Het beeld dat licht en ruimte wordt
Over het werk van Winnie Teschmacher
Hoe eenvoudig kan een beeld eruit zien. Alsof het geen moeite heeft gekost om het zo te laten worden. Alsof het nooit bedacht en gemaakt is en het er altijd al is geweest, en niet meer weg te denken valt. 'Enso' is zo’n beeld. Met een hoogte van 7,5 centimeter en een doorsnede van 26 centimeter zou je het zelfs nog over het hoofd kunnen zien, als het niet zo overrompelend volmaakt zou zijn. En eenvoudig dus. 'Enso' karakteriseert het kunstenaarschap van Winnie Teschmacher. Een beeld dat eruit ziet alsof het zonder handen gemaakt is, alsof het alleen nog maar een idee is. En hoe etherischer een beeld is, hoe meer het achter zijn uiterlijk van natuurlijke gemakkelijkheid het ingewikkelde proces van totstandkoming verbergt. Het lijkt wel een wetmatigheid. De meeste denkkracht, arbeid en geduld zijn nodig om het tegendeel, in dit geval de eenvoudige vanzelfsprekendheid, te realiseren. Dat is wat Winnie Teschmacher met haar materiaal doet: alles wat nodig was om het beeld te maken, verdwijnt en lost op in het idee dat het beeld uitspreekt. Als dat lukt, ziet het eruit als gemaakt wie aus einem Guss.

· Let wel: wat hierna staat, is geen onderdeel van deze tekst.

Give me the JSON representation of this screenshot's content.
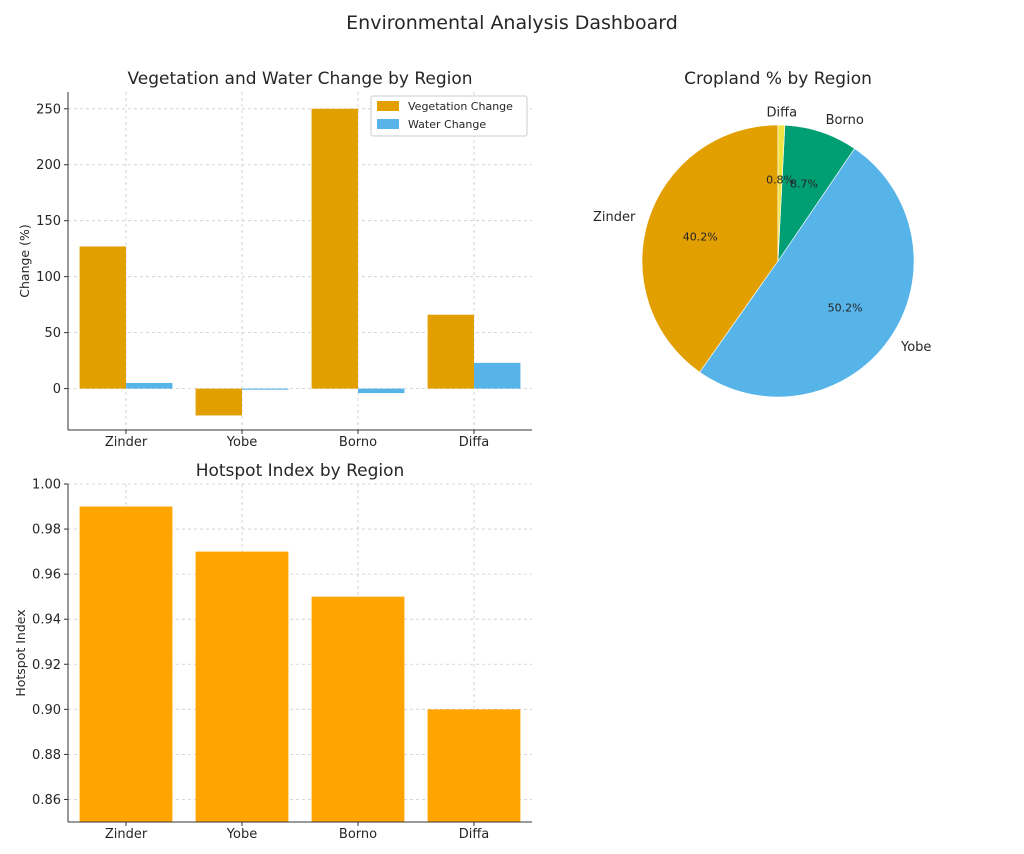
{
  "dashboard": {
    "title": "Environmental Analysis Dashboard"
  },
  "colors": {
    "vegetation": "#E19F00",
    "water": "#56B4E9",
    "hotspot": "#FFA500",
    "pie": [
      "#E19F00",
      "#56B4E9",
      "#009E73",
      "#F0E442"
    ]
  },
  "chart_data": [
    {
      "type": "bar",
      "title": "Vegetation and Water Change by Region",
      "xlabel": "",
      "ylabel": "Change (%)",
      "categories": [
        "Zinder",
        "Yobe",
        "Borno",
        "Diffa"
      ],
      "series": [
        {
          "name": "Vegetation Change",
          "values": [
            127,
            -24,
            250,
            66
          ]
        },
        {
          "name": "Water Change",
          "values": [
            5,
            -1,
            -4,
            23
          ]
        }
      ],
      "ylim": [
        -37,
        265
      ],
      "yticks": [
        0,
        50,
        100,
        150,
        200,
        250
      ],
      "grid": true,
      "legend": "top-right"
    },
    {
      "type": "pie",
      "title": "Cropland % by Region",
      "labels": [
        "Zinder",
        "Yobe",
        "Borno",
        "Diffa"
      ],
      "values": [
        40.2,
        50.2,
        8.7,
        0.8
      ],
      "pct_labels": [
        "40.2%",
        "50.2%",
        "8.7%",
        "0.8%"
      ]
    },
    {
      "type": "bar",
      "title": "Hotspot Index by Region",
      "xlabel": "",
      "ylabel": "Hotspot Index",
      "categories": [
        "Zinder",
        "Yobe",
        "Borno",
        "Diffa"
      ],
      "values": [
        0.99,
        0.97,
        0.95,
        0.9
      ],
      "ylim": [
        0.85,
        1.0
      ],
      "yticks": [
        "0.86",
        "0.88",
        "0.90",
        "0.92",
        "0.94",
        "0.96",
        "0.98",
        "1.00"
      ],
      "grid": true
    }
  ]
}
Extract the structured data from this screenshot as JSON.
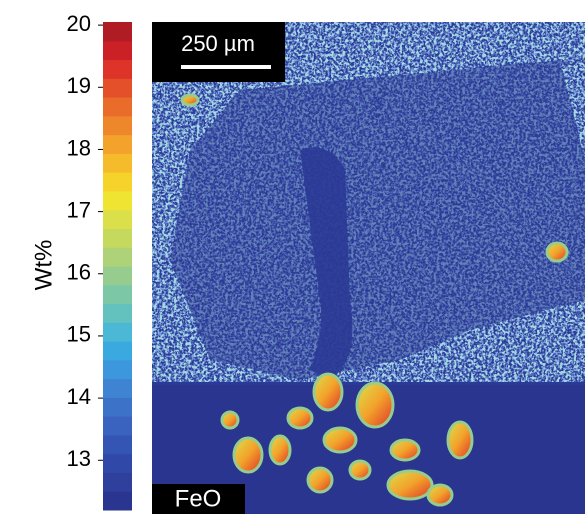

Zo bedrieglijk eenvoudig is ook 'Het Stillen der Gedachten' (2010). Het is een tweelingbeeld, twee delen die samen één beeld zijn. De twee zijn net geen halve bollen. De ronding van onder naar boven gezien, houdt vlak voor ze een halve bol zou vormen op. Alsof het beeld nog door wil groeien. Waar de ronding mat is, is de bovenkant volledig transparant, wat maakt dat er een komvorm ontstaat die van ongrijpbare diepte lijkt. Deze beelden zijn volmaakt ingetogen, alsof ze niet gemaakt zijn maar uit zichzelf ontstaan. Ze hebben elkaar nodig en vullen elkaar aan, om tot een perfecte balans te komen. De hoogte en de diepte, de doorsnede en de bolling, alles is perfect op elkaar afgestemd. Samen zijn ze één beeld, een beeld dat lijkt te zweven in de ruimte ondanks zijn eigen massa, een beeld dat het licht volume geeft. In een van de twee is een lens geslepen dat als een oog in de materie beweegt. Het lijkt de essentiële vraag te stellen: wat zie ik? Maar in haar beelden weet je nooit precies wat je ziet. Omdat de gekozen vorm niet te benoemen is aan de hand van iets wat er op lijkt. Omdat het licht het beeld voortdurend laat veranderen. Omdat het beeld ongemerkt de ruimte opzuigt waartoe het zich verhoudt. Dankzij de materie en de techniek die dienstbaar een stap opzij doen. Ook bij 'Het Stillen der Gedachten'. Hoe de twee gemaakt zijn, doet er uiteindelijk niet toe. Het beeld is aan die vraag ontstegen. De techniek is achter de sensatie van het kijken verdwenen.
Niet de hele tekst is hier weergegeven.